Replying to Reinventing Myself
I made a thread earlier about talking to my parents about smoking weed. I believe I said I was about to be hit with a shitstorm. Well... it was more like a fucking massacre. One of my best friends who is very open with his parents about his behavior is also apparently very open with them about his friends' behavior as well. His parents, who knew all about my marijuana use, also knew quite a bit about my other drug use and decided that they needed to have a chat with my parents about the things their sons were getting high on while away at college.
I was a pissed off at first, then scared, and then I finally broke down. I sat with my parents for at least 4 hours talking about it and they had a full range of emotions, too. They interrogated, yelled, lectured, and sobbed. Seeing your dad and mom cry always sucks. When it's because of stupid choices you made its almost unbearable.
I went into it with the mentality of "how do I defend myself?" but I left with an altogether different perspective. The last 2 years I have struggled to find happiness. I feel like I've been wandering aimlessly through life without any purpose or direction. I wouldn't go as far to say I've been depressed, but I just don't get the utils out of my days that I used to (if you don't understand that economics/philosophy reference look up John Stuart Mill--he was a brilliant man).
I've tried to get my kicks with drinking and drugs and sex but all of that just leaves me feeling empty. I've been unfocused and unproductive even though I've somehow managed to get good grades. I'm a junior in college and I still don't know what I want to major in or do with my life. I've been a complete slob that hasn't brought any happiness to myself or others. On top of that, ALL of my good friends at school have either become hopelessly addicted to drugs or have failed out, and I'm legitimately terrified that I'm next on the chopping block.
So I've decided to ring in the new year by completely reinventing myself. I'm going to honor my parents' request for me to quit all drugs (yes, even bud). Along with quitting drugs I'm going to stop drinking to get drunk and keep it only to weekends, take my studies seriously and take pride in my schoolwork, eat healthier, go to the gym, get involved in student organizations, and meet some new friends.

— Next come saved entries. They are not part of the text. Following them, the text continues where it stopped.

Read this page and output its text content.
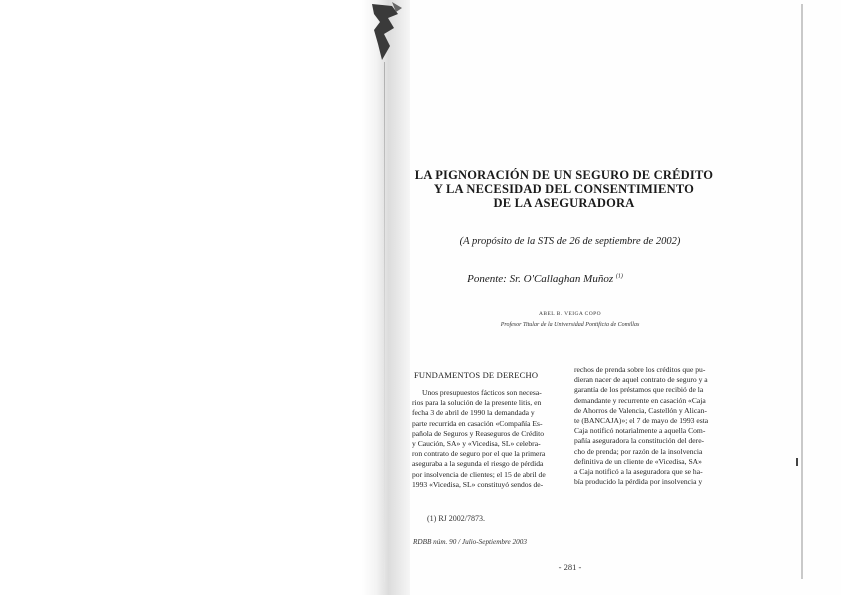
LA PIGNORACIÓN DE UN SEGURO DE CRÉDITO
Y LA NECESIDAD DEL CONSENTIMIENTO
DE LA ASEGURADORA
(A propósito de la STS de 26 de septiembre de 2002)
Ponente: Sr. O'Callaghan Muñoz $^{(1)}$
ABEL B. VEIGA COPO
Profesor Titular de la Universidad Pontificia de Comillas
FUNDAMENTOS DE DERECHO
Unos presupuestos fácticos son necesa-
rios para la solución de la presente litis, en
fecha 3 de abril de 1990 la demandada y
parte recurrida en casación «Compañía Es-
pañola de Seguros y Reaseguros de Crédito
y Caución, SA» y «Vicedisa, SL» celebra-
ron contrato de seguro por el que la primera
aseguraba a la segunda el riesgo de pérdida
por insolvencia de clientes; el 15 de abril de
1993 «Vicedisa, SL» constituyó sendos de-
rechos de prenda sobre los créditos que pu-
dieran nacer de aquel contrato de seguro y a
garantía de los préstamos que recibió de la
demandante y recurrente en casación «Caja
de Ahorros de Valencia, Castellón y Alican-
te (BANCAJA)»; el 7 de mayo de 1993 esta
Caja notificó notarialmente a aquella Com-
pañía aseguradora la constitución del dere-
cho de prenda; por razón de la insolvencia
definitiva de un cliente de «Vicedisa, SA»
a Caja notificó a la aseguradora que se ha-
bía producido la pérdida por insolvencia y
(1) RJ 2002/7873.
RDBB núm. 90 / Julio-Septiembre 2003
- 281 -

It isn't going to be easy but I just need to get back to being the fun-loving, outgoing, and content person that I used to be.
I apologize that this is so long-winded and pointless, but I've never made one of these threads and I just felt like I had to share what I'm going through right now. I hope that some of you can find a little inspiration in my story. Any advice, encouragement, or even simple acknowledgment that you read what I had to say would be greatly appreciated. Love to all of you, NS. And good luck to those of you facing similar situations or have difficult resolutions for this new year. Lets make 2010 the best year of our lives.